A simple knock nowadays leaves a car with so much damage, you will think it was a deathly crash. Cars are that way because of the concept of planned obsolescence, where you change the design of the products every year, or make products that need to be replaced after a certain time, if not go out of fashion. Have you wondered why as soon as you buy your dream smartphone another version is released three weeks later?

Now, I think, this is the same attitude that people are taking to marriage and relationships. Nowadays, marriages are no longer built to last. A small crisis, small mischief, small misdemeanour and the union is over.

I have previously talked about how short-lived marriages have become nowadays. I am meeting people barely in their 30s who are either divorced or married. There are those who wedded, though eloping and cohabiting seem to be what's currently trending, mainly because of pregnancies - planned or otherwise.

Either, people are not psychologically mature enough, or there is some disease ravaging men and women of my generation. The itch to quit or to cheat used to come after seven years on average. Nowadays, you meet a woman who walked down the aisle last December and the rumour mills are already whirling that she is a serial cheat and their much-publicised marriage has hit the rocks and would probably not survive.

In the past, you married a woman when you were 17 and lived with her until you were 97. In my grandfather's time, they averaged 50 years with the same woman or women in marriage.
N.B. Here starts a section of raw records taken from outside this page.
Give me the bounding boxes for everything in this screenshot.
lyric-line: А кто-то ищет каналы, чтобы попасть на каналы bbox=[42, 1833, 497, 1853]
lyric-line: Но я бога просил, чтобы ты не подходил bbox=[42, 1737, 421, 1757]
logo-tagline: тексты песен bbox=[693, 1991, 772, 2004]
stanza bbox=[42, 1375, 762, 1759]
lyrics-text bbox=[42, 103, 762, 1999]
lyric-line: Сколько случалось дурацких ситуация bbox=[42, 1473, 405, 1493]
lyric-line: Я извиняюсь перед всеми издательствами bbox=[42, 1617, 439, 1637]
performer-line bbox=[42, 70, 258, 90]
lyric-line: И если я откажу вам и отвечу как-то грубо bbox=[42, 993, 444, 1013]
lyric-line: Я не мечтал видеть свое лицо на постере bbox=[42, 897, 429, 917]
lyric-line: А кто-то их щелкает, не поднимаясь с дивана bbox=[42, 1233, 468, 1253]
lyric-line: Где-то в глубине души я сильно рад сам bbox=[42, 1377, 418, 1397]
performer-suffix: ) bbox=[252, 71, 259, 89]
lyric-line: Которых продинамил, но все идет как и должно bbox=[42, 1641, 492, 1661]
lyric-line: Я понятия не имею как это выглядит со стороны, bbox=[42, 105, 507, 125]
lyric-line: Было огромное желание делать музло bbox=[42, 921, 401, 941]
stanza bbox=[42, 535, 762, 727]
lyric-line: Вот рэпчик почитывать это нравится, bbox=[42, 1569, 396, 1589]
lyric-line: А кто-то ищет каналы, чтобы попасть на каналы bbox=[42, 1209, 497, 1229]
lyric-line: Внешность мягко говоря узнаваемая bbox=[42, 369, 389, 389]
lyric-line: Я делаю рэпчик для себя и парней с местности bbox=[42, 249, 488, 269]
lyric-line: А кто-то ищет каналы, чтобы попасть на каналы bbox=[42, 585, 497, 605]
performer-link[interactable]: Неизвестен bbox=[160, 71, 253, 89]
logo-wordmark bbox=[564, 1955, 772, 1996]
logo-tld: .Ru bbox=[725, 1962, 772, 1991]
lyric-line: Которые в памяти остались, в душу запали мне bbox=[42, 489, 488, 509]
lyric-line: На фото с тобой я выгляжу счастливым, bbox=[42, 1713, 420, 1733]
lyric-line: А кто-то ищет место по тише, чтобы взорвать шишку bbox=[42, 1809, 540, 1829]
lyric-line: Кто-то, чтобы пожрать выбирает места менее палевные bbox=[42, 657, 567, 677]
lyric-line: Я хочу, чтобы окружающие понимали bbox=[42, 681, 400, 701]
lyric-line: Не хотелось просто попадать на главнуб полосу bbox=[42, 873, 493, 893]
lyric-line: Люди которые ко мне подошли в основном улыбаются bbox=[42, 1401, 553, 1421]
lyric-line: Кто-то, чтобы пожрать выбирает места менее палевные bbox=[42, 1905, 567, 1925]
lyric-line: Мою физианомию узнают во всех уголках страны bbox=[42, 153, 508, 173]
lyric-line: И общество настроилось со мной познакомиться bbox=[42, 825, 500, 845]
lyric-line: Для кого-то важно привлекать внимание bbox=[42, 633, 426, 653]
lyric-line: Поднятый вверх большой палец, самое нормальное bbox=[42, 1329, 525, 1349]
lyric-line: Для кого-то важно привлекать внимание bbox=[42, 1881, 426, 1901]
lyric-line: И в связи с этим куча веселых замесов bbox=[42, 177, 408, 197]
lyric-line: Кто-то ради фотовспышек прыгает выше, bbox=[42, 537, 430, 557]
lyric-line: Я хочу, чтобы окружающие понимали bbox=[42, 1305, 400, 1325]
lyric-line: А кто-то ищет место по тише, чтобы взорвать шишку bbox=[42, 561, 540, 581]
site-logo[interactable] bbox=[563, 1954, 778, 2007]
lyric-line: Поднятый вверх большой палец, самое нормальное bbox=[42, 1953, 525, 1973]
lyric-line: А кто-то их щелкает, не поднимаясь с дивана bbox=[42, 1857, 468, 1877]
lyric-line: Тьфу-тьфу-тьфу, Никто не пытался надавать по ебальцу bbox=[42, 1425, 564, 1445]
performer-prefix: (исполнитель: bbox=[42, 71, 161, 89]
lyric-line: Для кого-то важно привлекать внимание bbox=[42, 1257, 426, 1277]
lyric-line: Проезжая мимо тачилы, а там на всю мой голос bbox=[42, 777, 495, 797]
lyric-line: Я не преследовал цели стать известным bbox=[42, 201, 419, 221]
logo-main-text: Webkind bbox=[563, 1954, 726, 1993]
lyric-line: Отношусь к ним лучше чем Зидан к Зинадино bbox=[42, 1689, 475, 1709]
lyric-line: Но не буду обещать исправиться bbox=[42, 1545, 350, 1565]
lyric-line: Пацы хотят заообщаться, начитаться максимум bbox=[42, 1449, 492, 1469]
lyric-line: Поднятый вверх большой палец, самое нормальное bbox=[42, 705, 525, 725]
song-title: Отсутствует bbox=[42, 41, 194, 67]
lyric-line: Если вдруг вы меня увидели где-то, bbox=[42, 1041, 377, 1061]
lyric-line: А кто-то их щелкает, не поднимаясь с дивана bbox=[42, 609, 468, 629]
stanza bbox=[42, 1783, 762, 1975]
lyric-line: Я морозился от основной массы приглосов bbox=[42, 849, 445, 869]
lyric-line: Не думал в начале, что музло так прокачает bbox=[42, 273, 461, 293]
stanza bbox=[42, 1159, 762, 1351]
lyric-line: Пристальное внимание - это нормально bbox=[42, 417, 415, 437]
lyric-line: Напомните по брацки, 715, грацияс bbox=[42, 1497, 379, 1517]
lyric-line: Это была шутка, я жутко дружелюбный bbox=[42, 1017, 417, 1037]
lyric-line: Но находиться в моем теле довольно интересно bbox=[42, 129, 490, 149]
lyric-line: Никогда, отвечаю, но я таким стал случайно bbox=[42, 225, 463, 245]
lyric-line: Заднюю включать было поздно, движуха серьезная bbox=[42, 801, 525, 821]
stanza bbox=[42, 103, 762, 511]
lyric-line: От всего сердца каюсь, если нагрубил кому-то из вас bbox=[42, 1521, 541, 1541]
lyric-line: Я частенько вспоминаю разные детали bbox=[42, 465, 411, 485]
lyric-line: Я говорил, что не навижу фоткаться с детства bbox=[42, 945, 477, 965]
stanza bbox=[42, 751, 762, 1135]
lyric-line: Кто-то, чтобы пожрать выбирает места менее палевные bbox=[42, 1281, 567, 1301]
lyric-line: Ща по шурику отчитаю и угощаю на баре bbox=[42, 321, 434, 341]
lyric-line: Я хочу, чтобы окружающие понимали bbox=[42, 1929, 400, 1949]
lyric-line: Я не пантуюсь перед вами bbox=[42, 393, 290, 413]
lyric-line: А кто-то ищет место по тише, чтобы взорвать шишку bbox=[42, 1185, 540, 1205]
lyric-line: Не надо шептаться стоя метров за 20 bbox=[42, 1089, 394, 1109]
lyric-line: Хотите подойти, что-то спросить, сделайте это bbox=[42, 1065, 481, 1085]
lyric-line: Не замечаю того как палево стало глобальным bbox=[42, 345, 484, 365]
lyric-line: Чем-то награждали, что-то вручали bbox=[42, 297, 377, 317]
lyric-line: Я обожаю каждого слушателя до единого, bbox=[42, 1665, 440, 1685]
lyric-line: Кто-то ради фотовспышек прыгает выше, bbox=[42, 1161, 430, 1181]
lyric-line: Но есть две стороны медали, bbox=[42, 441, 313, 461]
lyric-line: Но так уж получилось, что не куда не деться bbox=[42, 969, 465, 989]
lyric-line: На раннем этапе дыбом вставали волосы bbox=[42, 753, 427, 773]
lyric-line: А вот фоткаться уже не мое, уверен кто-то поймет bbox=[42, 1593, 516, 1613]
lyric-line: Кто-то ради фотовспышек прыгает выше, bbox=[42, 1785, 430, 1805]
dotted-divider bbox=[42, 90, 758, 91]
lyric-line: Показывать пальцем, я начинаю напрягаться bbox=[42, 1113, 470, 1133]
Women were resilient, and men were authoritative.

Nowadays, a woman spends a weekend with you as you prepare to cohabit, and she grinds your nerves to death. While men should take some blame, I have noticed younger women are growing to be so full of themselves.

I recently re-read Malcolm Gladwell's 2005 best seller Blink, and there was a painful reminder from a renowned psychologist that contempt from either spouse is the largest predictor if the relationship will survive.

I know at least three young men who have left their young wives because the wives told them they don't amount to a hill of beans.

The men left them and married women with some modicum of respect. I am not sure who is raising this disrespectful bunch of women, but Nairobi has no shortage of them.

The new generation is not built to withstand any disrespect or contempt. The patience and discipline of our mothers are no longer there. Suddenly, our children are endangered as we risk going the American way of serial monogamy.

Because presently, there are men who are 35 and onto wife number three, one dead and two divorced. Maybe it's time we acknowledged that monogamy is too imprisoning.